Like any ultrasound technique, CEUS has inherent artifacts. Use of UCAs generates additional technical artifacts that need to be appreciated by the sonographer. For example, continuous scanning may lead to the degradation of image quality as a result of the destruction of microbubbles. The blooming artifact in the Doppler rescue technique refers to the excessive signal enhancement that causes color Doppler signals to appear outside the vessel lumen and lead to the erroneous perception of blood flow.
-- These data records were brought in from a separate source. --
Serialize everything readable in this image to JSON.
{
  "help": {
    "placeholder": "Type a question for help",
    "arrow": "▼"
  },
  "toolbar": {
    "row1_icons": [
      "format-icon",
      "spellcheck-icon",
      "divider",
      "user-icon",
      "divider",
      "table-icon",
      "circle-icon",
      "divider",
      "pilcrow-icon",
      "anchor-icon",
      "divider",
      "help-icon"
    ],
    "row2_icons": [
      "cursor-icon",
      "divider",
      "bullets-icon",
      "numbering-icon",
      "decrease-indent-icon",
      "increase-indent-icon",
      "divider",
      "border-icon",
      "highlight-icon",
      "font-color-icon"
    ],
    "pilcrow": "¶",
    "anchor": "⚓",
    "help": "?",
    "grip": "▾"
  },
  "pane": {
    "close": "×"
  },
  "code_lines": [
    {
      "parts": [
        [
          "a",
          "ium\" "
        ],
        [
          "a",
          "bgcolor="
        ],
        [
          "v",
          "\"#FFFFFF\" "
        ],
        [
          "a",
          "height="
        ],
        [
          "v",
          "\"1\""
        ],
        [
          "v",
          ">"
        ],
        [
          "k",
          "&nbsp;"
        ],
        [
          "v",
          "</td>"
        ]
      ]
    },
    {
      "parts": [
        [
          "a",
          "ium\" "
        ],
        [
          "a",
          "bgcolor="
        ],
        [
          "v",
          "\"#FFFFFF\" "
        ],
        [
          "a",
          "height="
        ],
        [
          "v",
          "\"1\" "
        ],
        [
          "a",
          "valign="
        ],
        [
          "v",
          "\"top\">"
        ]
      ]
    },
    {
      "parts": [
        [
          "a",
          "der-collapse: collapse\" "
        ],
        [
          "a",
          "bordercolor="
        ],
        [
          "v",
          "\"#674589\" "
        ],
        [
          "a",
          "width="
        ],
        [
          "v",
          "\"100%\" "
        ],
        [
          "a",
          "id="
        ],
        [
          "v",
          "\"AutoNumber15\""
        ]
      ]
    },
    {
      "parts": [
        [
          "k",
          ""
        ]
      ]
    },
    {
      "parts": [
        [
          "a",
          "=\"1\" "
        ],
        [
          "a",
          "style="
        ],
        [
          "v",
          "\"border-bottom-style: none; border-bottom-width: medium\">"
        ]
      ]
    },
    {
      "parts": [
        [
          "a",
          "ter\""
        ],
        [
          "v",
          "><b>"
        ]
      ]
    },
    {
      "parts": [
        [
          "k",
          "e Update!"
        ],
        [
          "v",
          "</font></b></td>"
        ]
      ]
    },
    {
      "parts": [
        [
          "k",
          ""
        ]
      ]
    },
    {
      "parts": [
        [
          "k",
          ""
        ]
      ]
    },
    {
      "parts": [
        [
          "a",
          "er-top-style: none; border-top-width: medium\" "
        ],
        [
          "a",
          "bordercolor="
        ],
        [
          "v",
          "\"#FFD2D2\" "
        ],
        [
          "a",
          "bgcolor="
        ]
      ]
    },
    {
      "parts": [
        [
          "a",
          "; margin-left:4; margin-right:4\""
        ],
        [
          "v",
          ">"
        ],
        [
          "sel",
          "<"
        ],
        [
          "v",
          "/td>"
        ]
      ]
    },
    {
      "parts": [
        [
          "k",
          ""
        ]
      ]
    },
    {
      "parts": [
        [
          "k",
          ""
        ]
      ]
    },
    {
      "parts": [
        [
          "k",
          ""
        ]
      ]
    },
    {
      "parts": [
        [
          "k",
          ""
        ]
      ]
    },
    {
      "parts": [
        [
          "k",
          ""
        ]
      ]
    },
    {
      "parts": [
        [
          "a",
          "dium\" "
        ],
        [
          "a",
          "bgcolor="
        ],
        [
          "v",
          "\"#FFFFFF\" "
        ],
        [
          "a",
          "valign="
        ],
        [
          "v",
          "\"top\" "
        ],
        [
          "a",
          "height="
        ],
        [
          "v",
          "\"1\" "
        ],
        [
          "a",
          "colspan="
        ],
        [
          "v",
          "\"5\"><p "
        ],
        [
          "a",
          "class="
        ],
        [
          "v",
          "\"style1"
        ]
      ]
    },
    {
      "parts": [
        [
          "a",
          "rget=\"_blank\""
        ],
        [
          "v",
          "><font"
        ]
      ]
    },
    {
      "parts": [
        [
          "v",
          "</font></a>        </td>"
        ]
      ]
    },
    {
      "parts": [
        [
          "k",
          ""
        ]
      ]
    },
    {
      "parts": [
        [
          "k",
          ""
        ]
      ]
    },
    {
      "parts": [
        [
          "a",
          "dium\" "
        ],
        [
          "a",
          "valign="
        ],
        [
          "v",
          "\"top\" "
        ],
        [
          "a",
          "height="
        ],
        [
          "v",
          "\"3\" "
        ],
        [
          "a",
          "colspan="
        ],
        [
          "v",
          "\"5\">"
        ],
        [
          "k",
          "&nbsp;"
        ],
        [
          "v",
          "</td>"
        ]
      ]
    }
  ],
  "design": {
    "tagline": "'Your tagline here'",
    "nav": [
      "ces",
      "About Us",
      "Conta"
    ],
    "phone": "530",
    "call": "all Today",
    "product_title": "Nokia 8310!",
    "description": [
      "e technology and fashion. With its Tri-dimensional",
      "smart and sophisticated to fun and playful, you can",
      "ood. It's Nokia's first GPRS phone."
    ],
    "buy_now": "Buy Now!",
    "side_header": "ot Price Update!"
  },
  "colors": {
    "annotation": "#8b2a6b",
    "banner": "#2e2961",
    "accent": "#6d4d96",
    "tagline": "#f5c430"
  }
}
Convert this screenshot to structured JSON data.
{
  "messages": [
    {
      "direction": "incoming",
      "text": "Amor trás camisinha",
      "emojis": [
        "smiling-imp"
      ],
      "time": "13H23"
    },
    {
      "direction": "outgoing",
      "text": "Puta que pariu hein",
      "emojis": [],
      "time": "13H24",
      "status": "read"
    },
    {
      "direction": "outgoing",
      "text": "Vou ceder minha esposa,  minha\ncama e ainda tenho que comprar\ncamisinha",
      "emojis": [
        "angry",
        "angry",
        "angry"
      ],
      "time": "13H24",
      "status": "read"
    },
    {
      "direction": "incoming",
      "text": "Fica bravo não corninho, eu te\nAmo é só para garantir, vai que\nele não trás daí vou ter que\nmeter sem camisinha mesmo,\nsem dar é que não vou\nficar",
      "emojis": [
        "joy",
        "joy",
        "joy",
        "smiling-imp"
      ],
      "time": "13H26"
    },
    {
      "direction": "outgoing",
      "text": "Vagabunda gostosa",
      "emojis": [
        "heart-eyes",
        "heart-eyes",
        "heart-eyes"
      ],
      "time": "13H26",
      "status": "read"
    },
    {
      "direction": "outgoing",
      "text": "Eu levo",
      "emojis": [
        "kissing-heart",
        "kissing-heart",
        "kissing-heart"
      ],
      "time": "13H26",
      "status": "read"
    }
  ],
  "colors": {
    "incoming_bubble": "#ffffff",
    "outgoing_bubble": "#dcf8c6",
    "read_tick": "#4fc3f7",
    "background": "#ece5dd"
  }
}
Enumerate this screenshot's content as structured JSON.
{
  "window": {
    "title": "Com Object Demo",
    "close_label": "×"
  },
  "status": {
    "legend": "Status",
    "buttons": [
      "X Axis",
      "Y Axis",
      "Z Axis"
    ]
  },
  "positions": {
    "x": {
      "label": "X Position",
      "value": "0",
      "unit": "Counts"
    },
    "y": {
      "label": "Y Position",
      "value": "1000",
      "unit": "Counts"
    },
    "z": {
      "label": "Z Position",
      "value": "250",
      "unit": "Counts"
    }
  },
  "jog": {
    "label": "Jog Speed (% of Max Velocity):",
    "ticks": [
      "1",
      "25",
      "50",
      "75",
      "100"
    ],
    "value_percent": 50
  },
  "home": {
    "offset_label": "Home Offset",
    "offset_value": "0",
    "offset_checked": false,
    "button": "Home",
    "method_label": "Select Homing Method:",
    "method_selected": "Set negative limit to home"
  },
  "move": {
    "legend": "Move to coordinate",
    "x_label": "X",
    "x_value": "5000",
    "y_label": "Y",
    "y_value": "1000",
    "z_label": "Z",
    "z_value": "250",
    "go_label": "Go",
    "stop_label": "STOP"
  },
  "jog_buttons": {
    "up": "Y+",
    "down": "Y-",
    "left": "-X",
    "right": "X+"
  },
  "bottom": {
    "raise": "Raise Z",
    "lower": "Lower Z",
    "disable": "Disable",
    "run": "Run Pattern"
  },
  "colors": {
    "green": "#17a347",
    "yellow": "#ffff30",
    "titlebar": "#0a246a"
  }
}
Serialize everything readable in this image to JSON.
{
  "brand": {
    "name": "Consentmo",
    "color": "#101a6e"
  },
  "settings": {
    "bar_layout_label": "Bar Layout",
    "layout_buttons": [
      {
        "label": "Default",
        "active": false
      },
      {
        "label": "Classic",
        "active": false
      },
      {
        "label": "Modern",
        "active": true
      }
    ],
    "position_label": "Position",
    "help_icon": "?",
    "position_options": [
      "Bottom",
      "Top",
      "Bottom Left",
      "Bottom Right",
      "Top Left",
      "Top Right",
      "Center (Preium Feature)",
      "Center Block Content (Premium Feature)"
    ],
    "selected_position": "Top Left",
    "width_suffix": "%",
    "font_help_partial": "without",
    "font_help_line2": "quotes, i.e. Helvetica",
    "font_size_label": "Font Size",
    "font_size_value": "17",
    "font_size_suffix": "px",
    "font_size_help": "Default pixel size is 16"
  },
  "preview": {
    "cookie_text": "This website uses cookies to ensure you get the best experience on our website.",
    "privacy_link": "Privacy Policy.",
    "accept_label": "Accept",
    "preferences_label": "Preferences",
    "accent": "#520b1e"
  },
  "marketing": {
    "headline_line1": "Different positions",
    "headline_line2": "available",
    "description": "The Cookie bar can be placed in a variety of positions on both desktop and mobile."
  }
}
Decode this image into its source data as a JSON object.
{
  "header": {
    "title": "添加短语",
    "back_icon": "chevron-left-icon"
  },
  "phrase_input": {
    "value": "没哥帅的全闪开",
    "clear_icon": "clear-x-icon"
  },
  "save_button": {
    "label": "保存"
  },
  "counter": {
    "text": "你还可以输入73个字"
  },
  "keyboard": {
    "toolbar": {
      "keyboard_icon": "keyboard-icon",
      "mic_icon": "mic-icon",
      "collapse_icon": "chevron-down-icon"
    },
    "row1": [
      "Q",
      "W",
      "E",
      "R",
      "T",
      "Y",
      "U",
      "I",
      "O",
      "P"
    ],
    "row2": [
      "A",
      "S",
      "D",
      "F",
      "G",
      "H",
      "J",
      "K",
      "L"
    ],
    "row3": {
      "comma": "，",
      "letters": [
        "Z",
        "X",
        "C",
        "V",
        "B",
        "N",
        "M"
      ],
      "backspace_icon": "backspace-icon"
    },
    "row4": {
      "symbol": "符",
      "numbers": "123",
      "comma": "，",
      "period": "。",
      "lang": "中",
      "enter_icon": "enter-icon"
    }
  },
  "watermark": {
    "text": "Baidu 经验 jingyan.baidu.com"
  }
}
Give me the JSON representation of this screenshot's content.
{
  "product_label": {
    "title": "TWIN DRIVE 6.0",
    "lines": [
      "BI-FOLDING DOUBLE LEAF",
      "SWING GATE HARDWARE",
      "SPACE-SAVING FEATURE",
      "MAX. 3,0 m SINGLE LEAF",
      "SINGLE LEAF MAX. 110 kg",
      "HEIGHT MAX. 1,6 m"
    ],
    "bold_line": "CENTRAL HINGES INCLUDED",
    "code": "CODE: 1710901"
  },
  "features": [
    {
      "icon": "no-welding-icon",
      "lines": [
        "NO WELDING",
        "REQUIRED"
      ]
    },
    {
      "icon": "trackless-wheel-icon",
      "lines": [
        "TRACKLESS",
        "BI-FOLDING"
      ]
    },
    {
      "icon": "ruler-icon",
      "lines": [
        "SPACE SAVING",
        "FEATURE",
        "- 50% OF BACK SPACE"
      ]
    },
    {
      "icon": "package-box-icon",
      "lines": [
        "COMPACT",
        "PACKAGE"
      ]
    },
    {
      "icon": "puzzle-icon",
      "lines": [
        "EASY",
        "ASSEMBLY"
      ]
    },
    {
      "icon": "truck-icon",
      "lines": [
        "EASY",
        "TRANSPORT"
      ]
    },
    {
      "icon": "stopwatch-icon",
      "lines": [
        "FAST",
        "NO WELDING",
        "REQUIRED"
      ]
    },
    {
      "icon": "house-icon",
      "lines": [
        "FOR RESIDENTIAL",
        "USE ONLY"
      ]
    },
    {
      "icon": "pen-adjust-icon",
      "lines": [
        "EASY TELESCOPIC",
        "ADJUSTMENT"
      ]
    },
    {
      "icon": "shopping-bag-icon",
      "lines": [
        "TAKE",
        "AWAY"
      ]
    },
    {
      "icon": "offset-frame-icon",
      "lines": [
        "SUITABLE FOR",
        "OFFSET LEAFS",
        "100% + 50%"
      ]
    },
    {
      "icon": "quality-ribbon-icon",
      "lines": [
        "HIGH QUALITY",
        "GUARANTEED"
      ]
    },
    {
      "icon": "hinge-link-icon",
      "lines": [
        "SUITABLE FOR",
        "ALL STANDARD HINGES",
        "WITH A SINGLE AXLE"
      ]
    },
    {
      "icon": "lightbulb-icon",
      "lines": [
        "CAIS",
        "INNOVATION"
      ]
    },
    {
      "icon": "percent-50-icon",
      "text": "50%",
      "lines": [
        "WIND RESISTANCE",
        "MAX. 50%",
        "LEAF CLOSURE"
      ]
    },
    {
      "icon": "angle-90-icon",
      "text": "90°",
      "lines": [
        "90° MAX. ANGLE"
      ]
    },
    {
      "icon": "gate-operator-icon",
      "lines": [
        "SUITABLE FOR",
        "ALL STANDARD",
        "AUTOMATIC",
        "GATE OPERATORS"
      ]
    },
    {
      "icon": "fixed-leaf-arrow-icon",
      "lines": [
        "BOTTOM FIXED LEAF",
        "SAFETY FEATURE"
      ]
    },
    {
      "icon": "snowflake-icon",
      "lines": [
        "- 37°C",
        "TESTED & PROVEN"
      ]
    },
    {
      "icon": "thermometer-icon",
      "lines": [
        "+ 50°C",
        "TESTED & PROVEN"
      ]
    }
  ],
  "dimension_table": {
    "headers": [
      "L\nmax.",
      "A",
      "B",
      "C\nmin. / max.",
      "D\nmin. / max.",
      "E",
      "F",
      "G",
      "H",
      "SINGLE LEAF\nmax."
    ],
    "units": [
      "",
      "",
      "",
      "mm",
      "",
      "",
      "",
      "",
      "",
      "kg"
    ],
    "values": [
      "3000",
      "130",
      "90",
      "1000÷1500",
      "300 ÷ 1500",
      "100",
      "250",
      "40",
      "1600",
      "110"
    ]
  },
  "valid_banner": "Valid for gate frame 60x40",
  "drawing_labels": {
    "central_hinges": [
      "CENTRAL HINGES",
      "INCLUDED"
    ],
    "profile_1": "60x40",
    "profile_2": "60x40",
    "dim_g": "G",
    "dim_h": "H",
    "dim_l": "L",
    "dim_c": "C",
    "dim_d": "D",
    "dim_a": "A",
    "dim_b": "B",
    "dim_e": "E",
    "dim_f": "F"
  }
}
This artifact is similar to that seen with conventional color Doppler examinations and can be resolved by reducing the color gain setting or setting a higher pulse repetition frequency.

Spectral Doppler artifacts related to the administration of microbubbles include spectral broadening and the presence of high-intensity spikes scattered throughout the waveform caused by microbubble disruption (bubble noise). Spectral waveform Doppler analysis should be performed prior to the administration of microbubbles because UCAs may increase the measured peak velocity.

The pseudoenhancement artifact refers to the presence of echo signals situated in the vascular wall or within atherosclerotic plaques lying distally to the transducer and is created by the nonlinear propagation and distortion of ultrasound pulses through the cloud of microbubbles in the vascular lumen. This artifact mimics the enhancement demonstrated by intraplaque neovascularization. This issue is being addressed by the development of new ultrasound pulse sequences. The term incomplete suppression artifact refers to the visualization of hyperechoic areas lying outside the vascular lumen on images produced by contrast-specific techniques. These signals are caused by the reflection of ultrasound by heavily reflective objects and can be differentiated from true enhancement because such echoes appear constantly static, whereas echoes originating from microbubbles are moving.